Tanto que, na Liga Supremo, há inscrições para categorias crianças, jogadores 45+ e 60+. Não há dados oficiais, mas estima-se que, no Brasil, os praticantes sejam hoje 30 mil. E crescendo…

Nos Estados Unidos, o jogo continua a ser o esporte que mais cresce nos últimos quatro anos, conforme dados de 2025 da Sports & Fitness Industry Association, com 19,8 milhões de adeptos — aumento de 45% em relação ao ano passado.

Entre os adeptos do esporte estão Bill Gates, Drake, Tom Brady, Serena Williams e LeBron James, entre muitos outros. Nos EUA, o jogo movimenta negócios milionários.
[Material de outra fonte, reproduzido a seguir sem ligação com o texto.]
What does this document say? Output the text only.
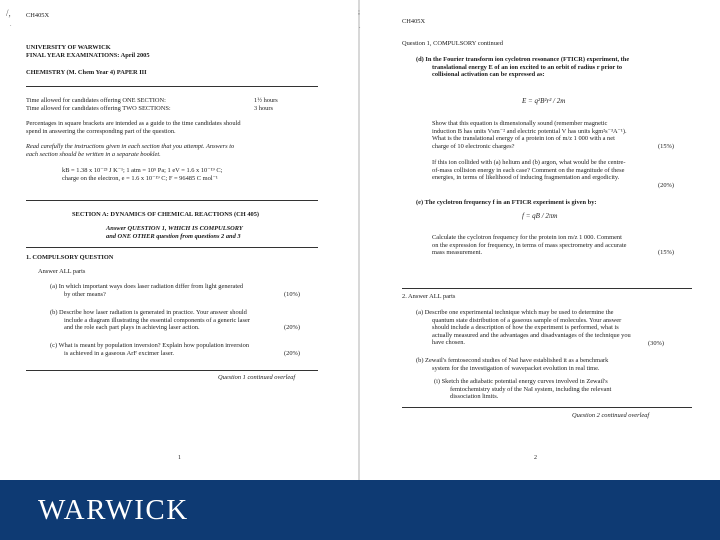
/,
.
CH405X
UNIVERSITY OF WARWICK
FINAL YEAR EXAMINATIONS: April 2005
CHEMISTRY (M. Chem Year 4) PAPER III
Time allowed for candidates offering ONE SECTION:	1½ hours
Time allowed for candidates offering TWO SECTIONS:	3 hours
Percentages in square brackets are intended as a guide to the time candidates should
spend in answering the corresponding part of the question.
Read carefully the instructions given in each section that you attempt. Answers to
each section should be written in a separate booklet.
kB = 1.38 x 10⁻²³ J K⁻¹; 1 atm = 10⁵ Pa; 1 eV = 1.6 x 10⁻¹⁹ C;
charge on the electron, e = 1.6 x 10⁻¹⁹ C; F = 96485 C mol⁻¹
SECTION A: DYNAMICS OF CHEMICAL REACTIONS (CH 405)
Answer QUESTION 1, WHICH IS COMPULSORY
and ONE OTHER question from questions 2 and 3
1. COMPULSORY QUESTION
Answer ALL parts
(a) In which important ways does laser radiation differ from light generated
by other means?	(10%)
(b) Describe how laser radiation is generated in practice. Your answer should
include a diagram illustrating the essential components of a generic laser
and the role each part plays in achieving laser action.	(20%)
(c) What is meant by population inversion? Explain how population inversion
is achieved in a gaseous ArF excimer laser.	(20%)
Question 1 continued overleaf
1
;
.
CH405X
Question 1, COMPULSORY continued
(d) In the Fourier transform ion cyclotron resonance (FTICR) experiment, the
translational energy E of an ion excited to an orbit of radius r prior to
collisional activation can be expressed as:
E = q²B²r² / 2m
Show that this equation is dimensionally sound (remember magnetic
induction B has units Vsm⁻² and electric potential V has units kgm²s⁻³A⁻¹).
What is the translational energy of a protein ion of m/z 1 000 with a net
charge of 10 electronic charges?	(15%)
If this ion collided with (a) helium and (b) argon, what would be the centre-
of-mass collision energy in each case? Comment on the magnitude of these
energies, in terms of likelihood of inducing fragmentation and ergodicity.
(20%)
(e) The cyclotron frequency f in an FTICR experiment is given by:
f = qB / 2πm
Calculate the cyclotron frequency for the protein ion m/z 1 000. Comment
on the expression for frequency, in terms of mass spectrometry and accurate
mass measurement.	(15%)
2. Answer ALL parts
(a) Describe one experimental technique which may be used to determine the
quantum state distribution of a gaseous sample of molecules. Your answer
should include a description of how the experiment is performed, what is
actually measured and the advantages and disadvantages of the technique you
have chosen.	(30%)
(b) Zewail's femtosecond studies of NaI have established it as a benchmark
system for the investigation of wavepacket evolution in real time.
(i) Sketch the adiabatic potential energy curves involved in Zewail's
femtochemistry study of the NaI system, including the relevant
dissociation limits.
Question 2 continued overleaf
2
WARWICK
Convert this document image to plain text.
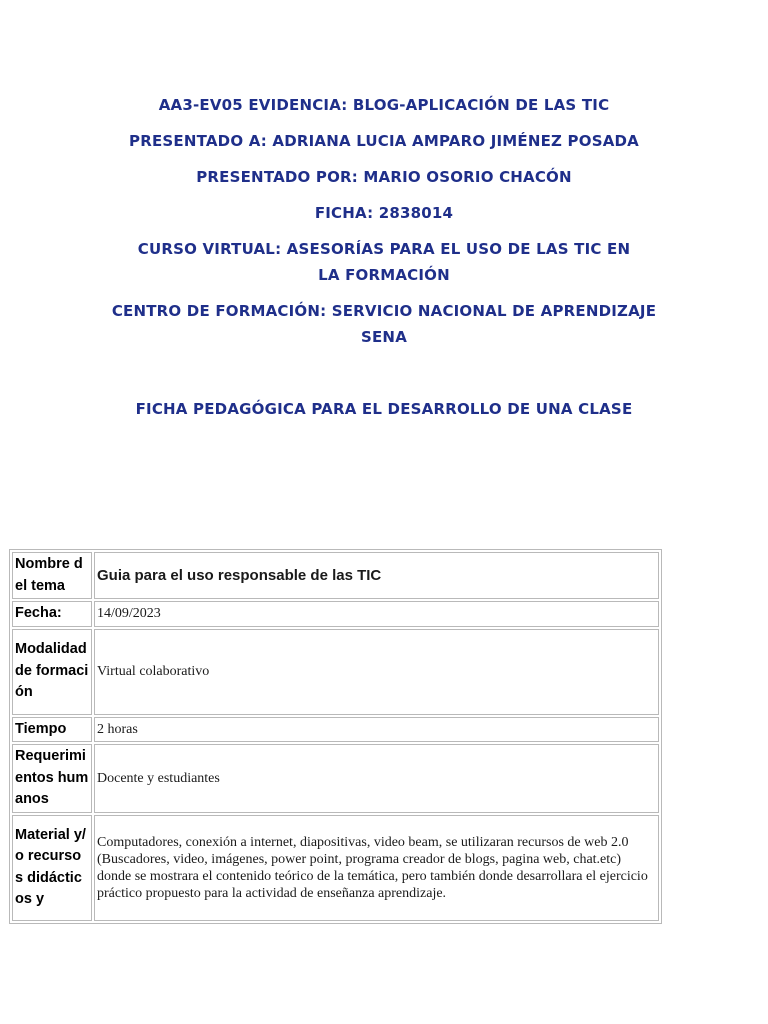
AA3-EV05 EVIDENCIA: BLOG-APLICACIÓN DE LAS TIC
PRESENTADO A: ADRIANA LUCIA AMPARO JIMÉNEZ POSADA
PRESENTADO POR: MARIO OSORIO CHACÓN
FICHA: 2838014
CURSO VIRTUAL: ASESORÍAS PARA EL USO DE LAS TIC EN LA FORMACIÓN
CENTRO DE FORMACIÓN: SERVICIO NACIONAL DE APRENDIZAJE SENA
FICHA PEDAGÓGICA PARA EL DESARROLLO DE UNA CLASE
Nombre del tema	Guia para el uso responsable de las TIC
Fecha:	14/09/2023
Modalidad de formación	Virtual colaborativo
Tiempo	2 horas
Requerimientos humanos	Docente y estudiantes

Material y/o recursos didácticos y	Computadores, conexión a internet, diapositivas, video beam, se utilizaran recursos de web 2.0 (Buscadores, video, imágenes, power point, programa creador de blogs, pagina web, chat.etc) donde se mostrara el contenido teórico de la temática, pero también donde desarrollara el ejercicio práctico propuesto para la actividad de enseñanza aprendizaje.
Uma franquia americana de pickleball pode chega a US$ 100 milhões, conforme dados da Major League Pickleball.

E pensar que Cantoli não deu muita atenção ao pickleball quando conheceu a modalidade em 2023. Ele estava em Miami para acompanhar o Master 1000.

“Confesso que não foi paixão à primeira vista”, lembra. “Não dei muita bola, queria ver mesmo o tênis”, afirma ele, que jogou futebol a vida inteira e, mais tarde, migrou para os esportes de raquetes.

Quem lhe abriu os olhos foi Hertwig, que chegou a jogar tênis profissionalmente. Depois da venda da Velo para o QuintoAndar, ele e Cantoli passaram um tempo trabalhando no startup de aluguel e venda de imóveis. Ao sair, a dupla decidiu empreender novamente. Chegara a vez do pickleball.